By Lisa Curry
In 1997, I was pregnant with my firstborn. Being the older of two daughters born to a mother who was the older of two daughters, I was destined to have a girl.
“It’s a boy,” said the ultrasound technician.
“Are you sure?”
“Look.” She pointed at the blob on the screen. “That’s a penis.”
Good grief. The little alien growing inside me was a boy. I knew nothing about boys, except that when we were children, my two boy cousins always peed all over the floor and the wall in our bathroom when they visited.
With that pleasant memory in mind, I spent the next few weeks adjusting my vision of the future to include a son. No baby dolls, no frilly dresses, no pigtails. Instead there’d be…what did little boys do? They peed standing up – and not with great accuracy, apparently. They liked Tonka trucks and dirt piles. They played baseball.
Oh crap – they played baseball. What if my little alien took after me? The one and only C I received in college was in a gym class, badminton and volleyball, because I couldn’t bump a damn volleyball off my fingertips 25 times in succession. I could picture my poor child, the most hopeless case at the ballfield, the kid who couldn’t hit or catch to save his life, the one nobody wanted on the team. He’d come crying to me, and what would I say to him? It wouldn’t be my husband’s fault. He was physically coordinated. He came from a family of good baseball players.
“Please, dear God,” I prayed, “give this kid his father’s athletic ability, so he can play baseball if he wants to. He doesn’t have to play baseball, of course. I don’t even like baseball, to tell you the truth. But just in case he wants to, it would be really nice if he could. Thanks and amen.”
I’m not a churchgoer, I’m not what anybody would call religious, and I’m not really in the habit of praying for favors, especially not for such trivial things. But it seemed important at the time, and it wasn’t for me; it was for that intangible little alien who, for the first time, had taken shape in my mind as a real boy.
Now here it is, a decade later. The little alien, who confirmed that ultrasound technician knew a penis when she saw one, did indeed decide he wanted to play baseball.
Recently, I sat in the bleachers at a scrimmage game in front of a group of women I didn’t know – mothers from the opposing team. Our team’s shortstop leapt into the air, snagged a ball whizzing for the outfield, and ran down and tagged the surprised base runner who was trying to make it back to first.
“Wow – did you see that?” one of the women behind me said. “That’s that Griffin Curry.”
“Oh, that’s Griffin?” another woman asked. “I’ve heard of him. Everyone says he’s an amazing ballplayer.”
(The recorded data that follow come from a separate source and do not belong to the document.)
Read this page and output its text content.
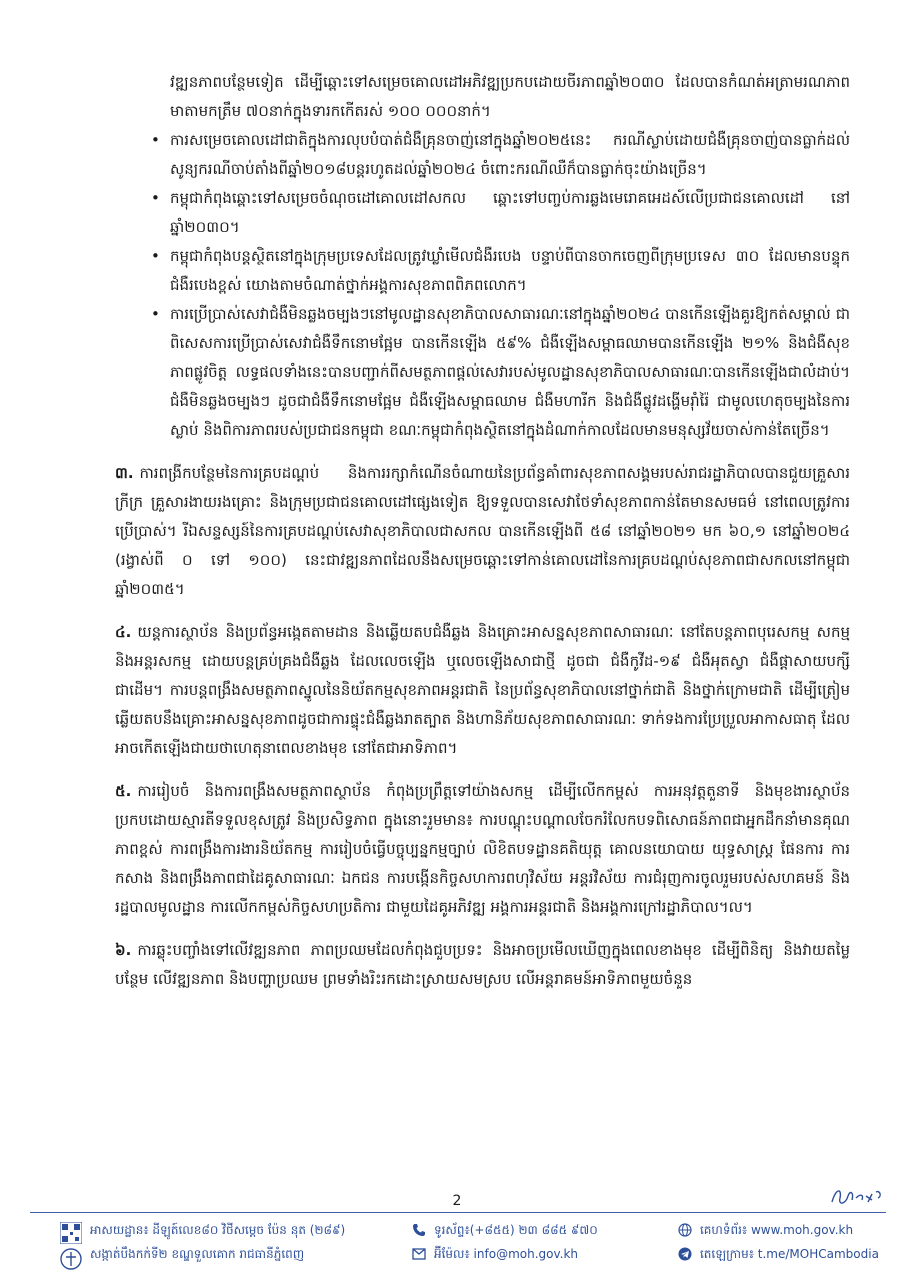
វឌ្ឍនភាពបន្ថែមទៀត ដើម្បីឆ្ពោះទៅសម្រេចគោលដៅអភិវឌ្ឍប្រកបដោយចីរភាពឆ្នាំ២០៣០ ដែលបានកំណត់អត្រាមរណភាពមាតាមកត្រឹម ៧០នាក់ក្នុងទារកកើតរស់ ១០០ ០០០នាក់។

• ការសម្រេចគោលដៅជាតិក្នុងការលុបបំបាត់ជំងឺគ្រុនចាញ់នៅក្នុងឆ្នាំ២០២៥នេះ ករណីស្លាប់ដោយជំងឺគ្រុនចាញ់បានធ្លាក់ដល់សូន្យករណីចាប់តាំងពីឆ្នាំ២០១៨បន្តរហូតដល់ឆ្នាំ២០២៤ ចំពោះករណីឈឺក៏បានធ្លាក់ចុះយ៉ាងច្រើន។
• កម្ពុជាកំពុងឆ្ពោះទៅសម្រេចចំណុចដៅគោលដៅសកល ឆ្ពោះទៅបញ្ចប់ការឆ្លងមេរោគអេដស៍លើប្រជាជនគោលដៅ នៅឆ្នាំ២០៣០។
• កម្ពុជាកំពុងបន្តស្ថិតនៅក្នុងក្រុមប្រទេសដែលត្រូវឃ្លាំមើលជំងឺរបេង បន្ទាប់ពីបានចាកចេញពីក្រុមប្រទេស ៣០ ដែលមានបន្ទុកជំងឺរបេងខ្ពស់ យោងតាមចំណាត់ថ្នាក់អង្គការសុខភាពពិភពលោក។
• ការប្រើប្រាស់សេវាជំងឺមិនឆ្លងចម្បងៗនៅមូលដ្ឋានសុខាភិបាលសាធារណៈនៅក្នុងឆ្នាំ២០២៤ បានកើនឡើងគួរឱ្យកត់សម្គាល់ ជាពិសេសការប្រើប្រាស់សេវាជំងឺទឹកនោមផ្អែម បានកើនឡើង ៥៩% ជំងឺឡើងសម្ពាធឈាមបានកើនឡើង ២១% និងជំងឺសុខភាពផ្លូវចិត្ត លទ្ធផលទាំងនេះបានបញ្ជាក់ពីសមត្ថភាពផ្តល់សេវារបស់មូលដ្ឋានសុខាភិបាលសាធារណៈបានកើនឡើងជាលំដាប់។ ជំងឺមិនឆ្លងចម្បងៗ ដូចជាជំងឺទឹកនោមផ្អែម ជំងឺឡើងសម្ពាធឈាម ជំងឺមហារីក និងជំងឺផ្លូវដង្ហើមរ៉ាំរ៉ៃ ជាមូលហេតុចម្បងនៃការស្លាប់ និងពិការភាពរបស់ប្រជាជនកម្ពុជា ខណៈកម្ពុជាកំពុងស្ថិតនៅក្នុងដំណាក់កាលដែលមានមនុស្សវ័យចាស់កាន់តែច្រើន។

៣. ការពង្រីកបន្ថែមនៃការគ្របដណ្តប់ និងការរក្សាកំណើនចំណាយនៃប្រព័ន្ធគាំពារសុខភាពសង្គមរបស់រាជរដ្ឋាភិបាលបានជួយគ្រួសារក្រីក្រ គ្រួសារងាយរងគ្រោះ និងក្រុមប្រជាជនគោលដៅផ្សេងទៀត ឱ្យទទួលបានសេវាថែទាំសុខភាពកាន់តែមានសមធម៌ នៅពេលត្រូវការប្រើប្រាស់។ រីឯសន្ទស្សន៍នៃការគ្របដណ្តប់សេវាសុខាភិបាលជាសកល បានកើនឡើងពី ៥៨ នៅឆ្នាំ២០២១ មក ៦០,១ នៅឆ្នាំ២០២៤ (រង្វាស់ពី ០ ទៅ ១០០) នេះជាវឌ្ឍនភាពដែលនឹងសម្រេចឆ្ពោះទៅកាន់គោលដៅនៃការគ្របដណ្តប់សុខភាពជាសកលនៅកម្ពុជា ឆ្នាំ២០៣៥។

៤. យន្តការស្ថាប័ន និងប្រព័ន្ធអង្កេតតាមដាន និងឆ្លើយតបជំងឺឆ្លង និងគ្រោះអាសន្នសុខភាពសាធារណៈ នៅតែបន្តភាពបុរេសកម្ម សកម្ម និងអន្តរសកម្ម ដោយបន្តគ្រប់គ្រងជំងឺឆ្លង ដែលលេចឡើង ឬលេចឡើងសាជាថ្មី ដូចជា ជំងឺកូវីដ-១៩ ជំងឺអុតស្វា ជំងឺផ្តាសាយបក្សី ជាដើម។ ការបន្តពង្រឹងសមត្ថភាពស្នូលនៃនិយ័តកម្មសុខភាពអន្តរជាតិ នៃប្រព័ន្ធសុខាភិបាលនៅថ្នាក់ជាតិ និងថ្នាក់ក្រោមជាតិ ដើម្បីត្រៀមឆ្លើយតបនឹងគ្រោះអាសន្នសុខភាពដូចជាការផ្ទុះជំងឺឆ្លងរាតត្បាត និងហានិភ័យសុខភាពសាធារណៈ ទាក់ទងការប្រែប្រួលអាកាសធាតុ ដែលអាចកើតឡើងជាយថាហេតុនាពេលខាងមុខ នៅតែជាអាទិភាព។

៥. ការរៀបចំ និងការពង្រឹងសមត្ថភាពស្ថាប័ន កំពុងប្រព្រឹត្តទៅយ៉ាងសកម្ម ដើម្បីលើកកម្ពស់ ការអនុវត្តតួនាទី និងមុខងារស្ថាប័នប្រកបដោយស្មារតីទទួលខុសត្រូវ និងប្រសិទ្ធភាព ក្នុងនោះរួមមាន៖ ការបណ្តុះបណ្តាលចែករំលែកបទពិសោធន៍ភាពជាអ្នកដឹកនាំមានគុណភាពខ្ពស់ ការពង្រឹងការងារនិយ័តកម្ម ការរៀបចំធ្វើបច្ចុប្បន្នកម្មច្បាប់ លិខិតបទដ្ឋានគតិយុត្ត គោលនយោបាយ យុទ្ធសាស្ត្រ ផែនការ ការកសាង និងពង្រឹងភាពជាដៃគូសាធារណៈ ឯកជន ការបង្កើនកិច្ចសហការពហុវិស័យ អន្តរវិស័យ ការជំរុញការចូលរួមរបស់សហគមន៍ និងរដ្ឋបាលមូលដ្ឋាន ការលើកកម្ពស់កិច្ចសហប្រតិការ ជាមួយដៃគូអភិវឌ្ឍ អង្គការអន្តរជាតិ និងអង្គការក្រៅរដ្ឋាភិបាល។ល។

៦. ការឆ្លុះបញ្ចាំងទៅលើវឌ្ឍនភាព ភាពប្រឈមដែលកំពុងជួបប្រទះ និងអាចប្រមើលឃើញក្នុងពេលខាងមុខ ដើម្បីពិនិត្យ និងវាយតម្លៃបន្ថែម លើវឌ្ឍនភាព និងបញ្ហាប្រឈម ព្រមទាំងរិះរកដោះស្រាយសមស្រប លើអន្តរាគមន៍អាទិភាពមួយចំនួន

2
អាសយដ្ឋាន៖ ដីឡូត៍លេខ៨០ វិថីសម្តេច ប៉ែន នុត (២៨៩)
សង្កាត់បឹងកក់ទី២ ខណ្ឌទួលគោក រាជធានីភ្នំពេញ
ទូរស័ព្ទ៖(+៨៥៥) ២៣ ៨៨៥ ៩៧០
អ៊ីម៉ែល៖ info@moh.gov.kh
គេហទំព័រ៖ www.moh.gov.kh
តេឡេក្រាម៖ t.me/MOHCambodia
I had to leave the bleachers and find another seat, because I felt like an eavesdropper listening to people who had no idea who I was discuss my child – even if I agreed with them.
Last weekend, we went to Griffin’s first 9-year-old all-star tournament. He hit one over the fence and received the MVP medal in two games. His team made it to the championship game Wednesday evening and was winning 3-0 when the coach sent him to the pitcher’s mound for the last inning.
He struck out the first two batters. Then his pitches started going wild, and he walked the bases full. His coach gave him a pep talk. His teammates and their parents shouted encouragement. And me – the woman who doesn’t pray for trivial favors – I sat there in silence and prayed.
“All right, Jimmy’s up,” some grandpa from the other team said. “Hit ’em all home, Jimmy! We’ll win this game yet!”
A couple of balls and strikes later, I was wringing my hands and praying harder.
Here came the wind-up, and here came the pitch. Jimmy swung the bat.
Our fans erupted. To my dismay, I cried. I could hardly see when they handed my son his big gold first-place trophy.
I wonder – had I known 10 years ago that my prayer was going to be answered in spades, would I have asked for something other than that the kid be able to play baseball? I could have prayed he’d be a brilliant neurosurgeon or president of the United States.
But then again, the kid is an amazing ballplayer. He inherited all his father’s athletic DNA and none of mine, thank God. And he did get something from me, after all, something that makes him a better ballplayer than athletic ability alone. He got my focus, my passion, my drive for perfection. Baseball is to him what writing is to me – a gift worthy of celebration, a joy worthy of savoring, and a goal worthy of pursuit. What could be better than that?
Besides, there’s nothing I’d rather do than watch that kid play ball. Yeah, me – the woman who never liked baseball.